This article is about the symbolism of every Christian wedding: to reflect the union of Christ and his church.

Source: The Outlook, 1983. 2 pages.

What is a Christian Wedding?

The key to making our wedding ceremonies truly Christian is to emphasize the teaching of the apostle Paul found in Ephesians 5:22-33. There Paul speaks of the union of husband and wife which is based on the union of Christ and the church. From that emphasis of Scripture, the relationship of husband to wife and wife to husband can be explained and understood. And the way our weddings ought to be celebrated will also be understood.

The form that is used in a wedding is crucial in establishing this Christian emphasis. Many young peo­ple today like to write their own forms, and I suppose there is nothing objectionable about that. However, those forms ought to emphasize the things that our pre­sent forms do, namely the essential spiritual symbolism of the Christian wedding that we are witnessing. The form that is found in the supplement of our Psalter Hymnal speaks of the symbolism of a wedding, the union of Christ and His church. Everything in a wed­ding should center around that symbolism.

The vows that are spoken to each other should also be based on that central emphasis. When Paul tells the hus­band to love his wife, it is because Christ loved the church. And when he says that the wife should submit to her husband, it is because the church is subject to Christ. These things should be reflected in the promises that are made at a wedding. For clearly a wedding is to reflect the most important relationship that exists among us, and that is the relation of Christ to His peo­ple. That relationship is most clearly expressed in the union of husband and wife.

When this emphasis is found in our Christian wed­dings, then young couples do not have to go to great ex­travagances in their weddings. It is not necessary to spend money we cannot afford for too many pictures, flowers, attendants, and expensive receptions if our pur­pose is to reflect the Lord's love for His church. Nor is it necessary to borrow the music of the world for our wed­dings if we are to reflect this spiritual emphasis. Certain­ly the practice which is becoming increasingly popular even among Christian people of drinking and dancing at our wedding receptions has no place when the emphasis of Christ and His church is central. There is a trend of secularism creeping into the celebration of marriages in the Christian Reformed Church which denies the central meaning of marriage. This secularism is seen in the ef­fort to do everything like the world, and to "baptize" the wedding with a Christian form and a prayer by the minister. This is certainly not what the apostle Paul was talking about when he spoke of Christ's love for the church being the basis for the husband's love for his wife.

The implication of the apostle's teaching in Ephesians 5 is certainly that the husband and wife are Christians. This hardly needs to be said, and yet it is surprising how often a Christian man or woman plans to marry one who is not a Christian and expects the minister to legalize the marriage. How can a minister perform such a wedding? How, indeed, when the entire Scripture em­phasizes marriage as properly resembling the union of Christ and His church? This resemblance is clearly lost when either the man or the woman is not a Christian. To officiate at such a wedding using a form which is based on and emphasizes the spiritual significance of marriage is surely wrong.

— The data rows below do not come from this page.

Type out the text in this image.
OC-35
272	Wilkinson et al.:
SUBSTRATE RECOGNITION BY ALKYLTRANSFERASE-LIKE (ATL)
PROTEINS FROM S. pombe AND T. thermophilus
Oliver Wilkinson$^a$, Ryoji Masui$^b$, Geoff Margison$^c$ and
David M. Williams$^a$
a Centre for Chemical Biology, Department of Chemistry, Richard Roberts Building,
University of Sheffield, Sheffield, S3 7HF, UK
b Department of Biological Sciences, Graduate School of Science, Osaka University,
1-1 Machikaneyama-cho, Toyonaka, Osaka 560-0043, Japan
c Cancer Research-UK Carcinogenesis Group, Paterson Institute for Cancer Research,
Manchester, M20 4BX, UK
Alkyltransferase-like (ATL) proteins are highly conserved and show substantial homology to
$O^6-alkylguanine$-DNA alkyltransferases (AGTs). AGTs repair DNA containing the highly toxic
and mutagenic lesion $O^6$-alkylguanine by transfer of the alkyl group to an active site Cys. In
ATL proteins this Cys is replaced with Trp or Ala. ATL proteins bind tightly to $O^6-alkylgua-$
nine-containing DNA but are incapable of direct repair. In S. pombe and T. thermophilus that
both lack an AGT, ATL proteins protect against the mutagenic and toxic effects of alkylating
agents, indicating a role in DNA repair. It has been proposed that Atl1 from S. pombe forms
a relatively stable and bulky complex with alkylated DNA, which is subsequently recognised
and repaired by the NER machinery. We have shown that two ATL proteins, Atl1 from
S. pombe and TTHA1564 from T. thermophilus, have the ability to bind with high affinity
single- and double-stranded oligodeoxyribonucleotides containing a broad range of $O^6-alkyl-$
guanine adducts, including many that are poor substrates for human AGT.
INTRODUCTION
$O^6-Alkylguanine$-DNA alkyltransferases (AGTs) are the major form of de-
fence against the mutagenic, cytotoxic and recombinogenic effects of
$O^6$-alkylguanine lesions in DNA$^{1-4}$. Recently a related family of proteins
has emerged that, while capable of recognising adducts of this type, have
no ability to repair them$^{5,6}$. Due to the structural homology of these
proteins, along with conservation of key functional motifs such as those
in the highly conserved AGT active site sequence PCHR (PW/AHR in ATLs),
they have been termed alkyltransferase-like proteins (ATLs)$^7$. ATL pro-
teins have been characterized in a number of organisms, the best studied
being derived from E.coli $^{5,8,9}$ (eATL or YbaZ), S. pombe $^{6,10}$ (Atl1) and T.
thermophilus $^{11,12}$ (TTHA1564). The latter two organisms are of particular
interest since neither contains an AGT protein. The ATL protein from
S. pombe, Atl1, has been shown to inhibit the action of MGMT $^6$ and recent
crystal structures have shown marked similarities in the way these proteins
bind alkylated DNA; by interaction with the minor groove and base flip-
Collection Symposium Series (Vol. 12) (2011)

This is also plainly forbidden by the Church Order of the Christian Reformed Church. It is interesting that the Church Order speaks a great deal more about weddings and marriages than about funerals. The Church Order simply says that funerals are not ecclesiastical, but fami­ly affairs, and should be conducted accordingly. But when the Church Order speaks about weddings in Arti­cle 69, it says,

Consistories shall instruct and ad­monish those under their spiritual care to marry only in the Lord. Christian marriages should be solemnized with appropriate admonitions, promises, and prayers, as provided for in the official form. Marriages may be solemnized either in a worship service, or in private gatherings of relatives and friends. Ministers shall not solemnize marriages which would be in conflict with the Word of God.

There is, I think, a very real danger of accommoda­tion to secularism in the idea which some ministers have that they are servants of the state, and that, as such, it is their duty to perform weddings even when their con­sciences tell them that the weddings are not according to the Word of God. These ministers persuade themselves that performing such a ceremony is proper because, as servants of the state, they are under a certain obligation of legalizing marriage. They also believe that even if the marriage is not really a Christian marriage, the presence of a Christian minister, the reading of a Christian form, and the use of prayer will certainly not hurt, and may well help this couple. But this is nothing but accommoda­tion to secularism. It is a failure to see that ministers of the Word are servants of the Word of God and of the God of that Word. It also fails to see that unless the wedding joins two Christians, it cannot possibly sym­bolize the union of the church and the Lord Jesus Christ.

Our weddings should seek to be Christian in the fullest sense of that word. They should be the kind of wedding that is pictured in John 2 where we read, "And Jesus ... had also been invited to the wedding." With a concern for every part of the wedding ceremony to be truly based on Scripture, we will celebrate in our wed­dings the symbolism of Christ's relationship to the church He loved.